A few random oddities of language, as they relate to our religious impulses, in no particular order:
• In the Hungarian language (I think), there is a neuter gender reserved for references to God alone. And in Hebrew, one of the names for God (El Shaddai) means … wait for it ... “the many-breasted one.” Maybe God isn’t an old, white man sitting on a cloud somewhere?
• In at least one Asian language, to shame someone literally means “to rip off a person’s face.” Read your Bible sometime with an eye directly on the concepts of shame and honor. “He who honors me, I will honor” (1 Samuel 2:30).
• The word “Lord” comes from an Old English term that means “keeper of bread” and refers to an ancient Germanic tradition of a tribal leader providing food for everyone else.
• “Blessed are the meek, for they shall inherit the earth” (Matthew 5:7). Here is the same in the French: “Heureux les débonnaires, car ils hériteront la terre!” We get our word debonair, of course, from that similar French word. Meek = debonair? Like Duke Ellington, the gallant sage and spokesman of jazz, who said “my music is how I pray”? Or Gregory Peck, who brought Atticus Finch to life on the big screen?
• In the Hebrew Bible’s biggest and best comedy (Jonah), the prophet flees “from the presence of the Lord,” because he doesn’t want to do what God wants him to do.
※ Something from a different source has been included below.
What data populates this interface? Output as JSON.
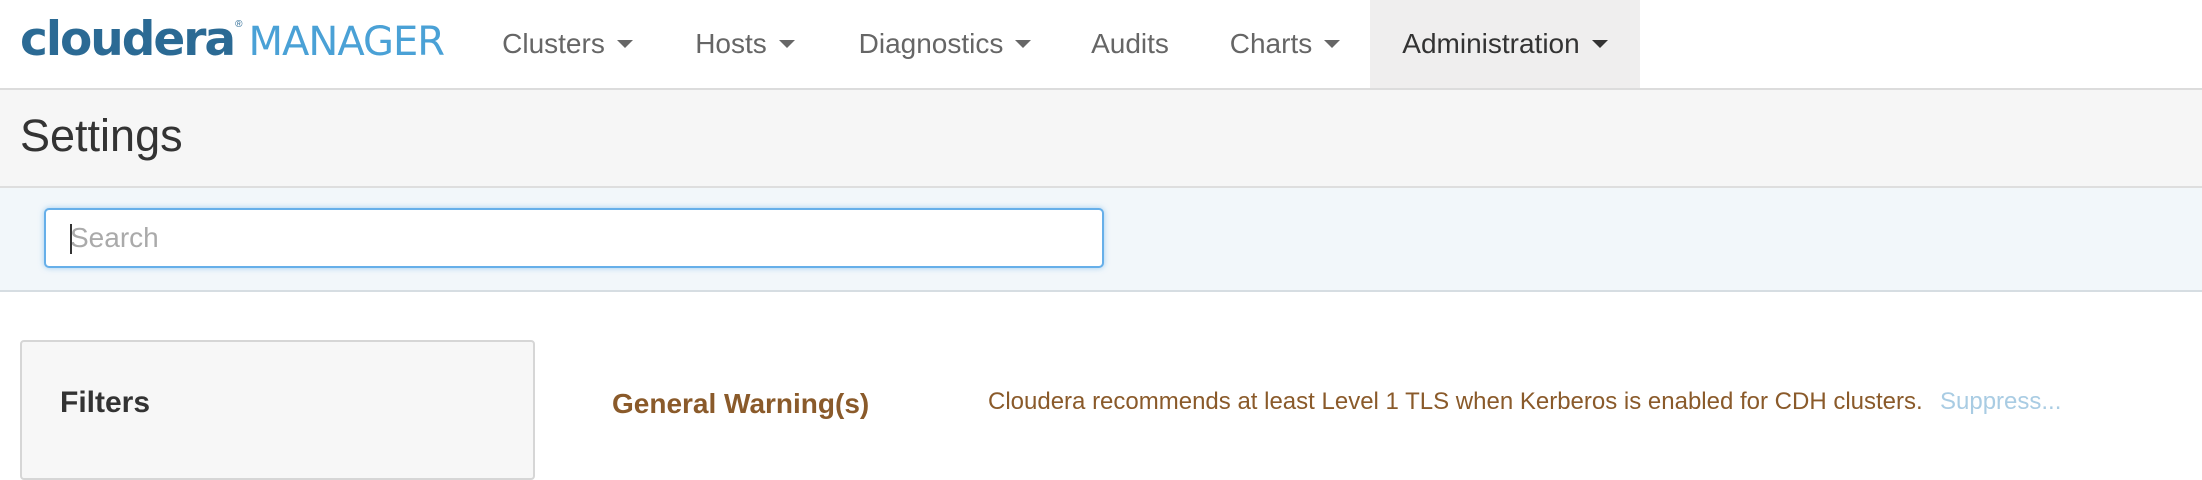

Except, here’s how the story literally describes it: “Jonah fled from the face of the Lord.” Where do you see God? What do you see?
• Jesus once described prayer as like a woman demanding justice from a corrupt judge (Luke 18:1-8). “I will give this woman what she wants, so she will stop pestering me,” most translations of verse 5 read. But the literal Greek can mean something like this: “I will do right by her, before she walks up and slaps me across the kisser.” So for Jesus, praying to God can be the spiritual equivalent of a woman threatening to physically assault someone who withholds justice from her. Hmmm?